In response to the criticism from environmentalists, Cortez Masto's office said the bill simply reiterates that the claims process can proceed as it has previously and that mining would continue to be prohibited or severely restricted on more than half of federal lands.
The senator's office also pointed to support for the bill from labor unions, a key constituency who helped reelect Cortez Masto in November.
“Mining is one of the pillars of Nevada’s economy, and ensuring clarity around mining claims is essential to our state’s economic development and our country’s green energy future,” said Rob Benner, secretary-treasurer of the Northern Nevada Central Labor Council.
Conservationists generally support renewable energy but argue the government is running roughshod over environmental laws in a rush to approve new mining to meet growing demand for lithium and other materials.

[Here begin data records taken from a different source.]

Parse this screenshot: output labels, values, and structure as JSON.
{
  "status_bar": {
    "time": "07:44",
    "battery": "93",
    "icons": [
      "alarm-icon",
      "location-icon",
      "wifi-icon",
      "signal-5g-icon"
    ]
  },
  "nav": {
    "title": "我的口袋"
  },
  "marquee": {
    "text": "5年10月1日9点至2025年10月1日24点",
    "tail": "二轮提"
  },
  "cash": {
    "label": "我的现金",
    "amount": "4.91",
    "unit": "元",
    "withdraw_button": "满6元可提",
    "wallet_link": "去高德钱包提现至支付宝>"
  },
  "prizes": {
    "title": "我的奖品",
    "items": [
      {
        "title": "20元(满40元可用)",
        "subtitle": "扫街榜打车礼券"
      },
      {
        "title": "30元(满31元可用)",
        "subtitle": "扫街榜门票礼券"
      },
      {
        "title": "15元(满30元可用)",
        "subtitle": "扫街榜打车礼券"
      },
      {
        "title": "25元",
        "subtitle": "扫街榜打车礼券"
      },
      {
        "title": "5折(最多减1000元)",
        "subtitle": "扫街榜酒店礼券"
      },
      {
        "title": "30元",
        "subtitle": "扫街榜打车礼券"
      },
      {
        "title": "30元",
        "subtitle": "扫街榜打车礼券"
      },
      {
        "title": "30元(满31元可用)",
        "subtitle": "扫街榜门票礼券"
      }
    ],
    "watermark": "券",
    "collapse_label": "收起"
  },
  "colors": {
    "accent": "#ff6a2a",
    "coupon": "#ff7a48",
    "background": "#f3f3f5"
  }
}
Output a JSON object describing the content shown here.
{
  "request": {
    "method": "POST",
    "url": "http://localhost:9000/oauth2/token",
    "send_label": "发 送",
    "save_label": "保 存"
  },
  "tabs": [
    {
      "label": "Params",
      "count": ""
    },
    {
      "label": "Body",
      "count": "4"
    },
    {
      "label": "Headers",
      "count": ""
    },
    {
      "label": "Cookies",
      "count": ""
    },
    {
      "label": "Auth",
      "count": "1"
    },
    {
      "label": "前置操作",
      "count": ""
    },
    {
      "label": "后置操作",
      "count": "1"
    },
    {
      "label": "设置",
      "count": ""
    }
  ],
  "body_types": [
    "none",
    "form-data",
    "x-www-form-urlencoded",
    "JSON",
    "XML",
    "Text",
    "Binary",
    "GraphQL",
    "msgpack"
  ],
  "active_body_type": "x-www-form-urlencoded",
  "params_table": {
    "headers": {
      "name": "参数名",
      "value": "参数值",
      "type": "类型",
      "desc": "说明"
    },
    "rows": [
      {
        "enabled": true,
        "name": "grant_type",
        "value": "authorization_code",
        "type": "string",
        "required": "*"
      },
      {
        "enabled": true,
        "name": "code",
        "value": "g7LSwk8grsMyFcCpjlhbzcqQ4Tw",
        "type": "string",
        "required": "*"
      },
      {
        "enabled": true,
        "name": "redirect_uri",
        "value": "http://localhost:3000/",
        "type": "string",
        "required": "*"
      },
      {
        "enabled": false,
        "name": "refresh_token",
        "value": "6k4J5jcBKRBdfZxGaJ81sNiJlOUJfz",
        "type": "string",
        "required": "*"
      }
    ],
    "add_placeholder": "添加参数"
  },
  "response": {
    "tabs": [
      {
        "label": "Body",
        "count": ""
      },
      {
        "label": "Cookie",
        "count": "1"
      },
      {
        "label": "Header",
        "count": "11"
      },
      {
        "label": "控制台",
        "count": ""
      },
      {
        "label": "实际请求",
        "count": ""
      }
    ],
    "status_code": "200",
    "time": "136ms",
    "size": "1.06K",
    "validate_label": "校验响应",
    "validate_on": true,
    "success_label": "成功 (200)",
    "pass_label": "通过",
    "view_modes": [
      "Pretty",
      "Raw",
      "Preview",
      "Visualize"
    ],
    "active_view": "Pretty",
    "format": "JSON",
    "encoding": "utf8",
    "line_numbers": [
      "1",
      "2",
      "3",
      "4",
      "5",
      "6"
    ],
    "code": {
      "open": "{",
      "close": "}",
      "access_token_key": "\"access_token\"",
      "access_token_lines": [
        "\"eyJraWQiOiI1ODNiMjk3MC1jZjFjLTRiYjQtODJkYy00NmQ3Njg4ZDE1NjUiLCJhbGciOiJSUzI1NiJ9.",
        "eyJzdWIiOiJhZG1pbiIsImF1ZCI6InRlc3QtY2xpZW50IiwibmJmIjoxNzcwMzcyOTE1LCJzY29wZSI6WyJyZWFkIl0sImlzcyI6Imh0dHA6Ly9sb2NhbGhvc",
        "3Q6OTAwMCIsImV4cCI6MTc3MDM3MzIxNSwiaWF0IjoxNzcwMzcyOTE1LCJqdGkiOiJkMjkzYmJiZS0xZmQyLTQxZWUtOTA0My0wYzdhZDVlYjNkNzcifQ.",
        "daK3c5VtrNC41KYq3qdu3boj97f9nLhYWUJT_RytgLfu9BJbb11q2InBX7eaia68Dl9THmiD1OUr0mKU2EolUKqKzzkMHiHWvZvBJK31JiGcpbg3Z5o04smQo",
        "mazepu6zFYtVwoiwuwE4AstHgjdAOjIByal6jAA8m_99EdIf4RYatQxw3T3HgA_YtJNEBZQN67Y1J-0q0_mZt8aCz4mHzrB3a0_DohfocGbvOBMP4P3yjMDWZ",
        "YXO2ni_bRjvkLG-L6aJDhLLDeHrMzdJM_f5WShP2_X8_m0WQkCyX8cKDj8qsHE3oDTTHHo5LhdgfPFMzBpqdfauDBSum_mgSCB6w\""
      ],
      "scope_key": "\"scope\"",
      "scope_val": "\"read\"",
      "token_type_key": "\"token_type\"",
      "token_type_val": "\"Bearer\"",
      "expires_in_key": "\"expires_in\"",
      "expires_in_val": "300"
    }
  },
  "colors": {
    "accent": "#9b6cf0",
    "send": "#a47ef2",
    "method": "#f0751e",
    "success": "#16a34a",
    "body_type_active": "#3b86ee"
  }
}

“This will not make Nevada a leader in the out of control race for green energy, but will most certainly make the environment, water, air and communities throughout our state collateral damage in this process,” said Leslie Fry Sonné of the Citizens to Protect Smith Valley in Lyon County.
Thomas Nelson, board president of Save the Scenic Santa Ritas in Tucson, Arizona, which helped fight the Rosemont Copper Mine, said Cortez Masto's legislation would “betray U.S. taxpayers,” and threaten recreation and the water supply for nearby ranches and residents.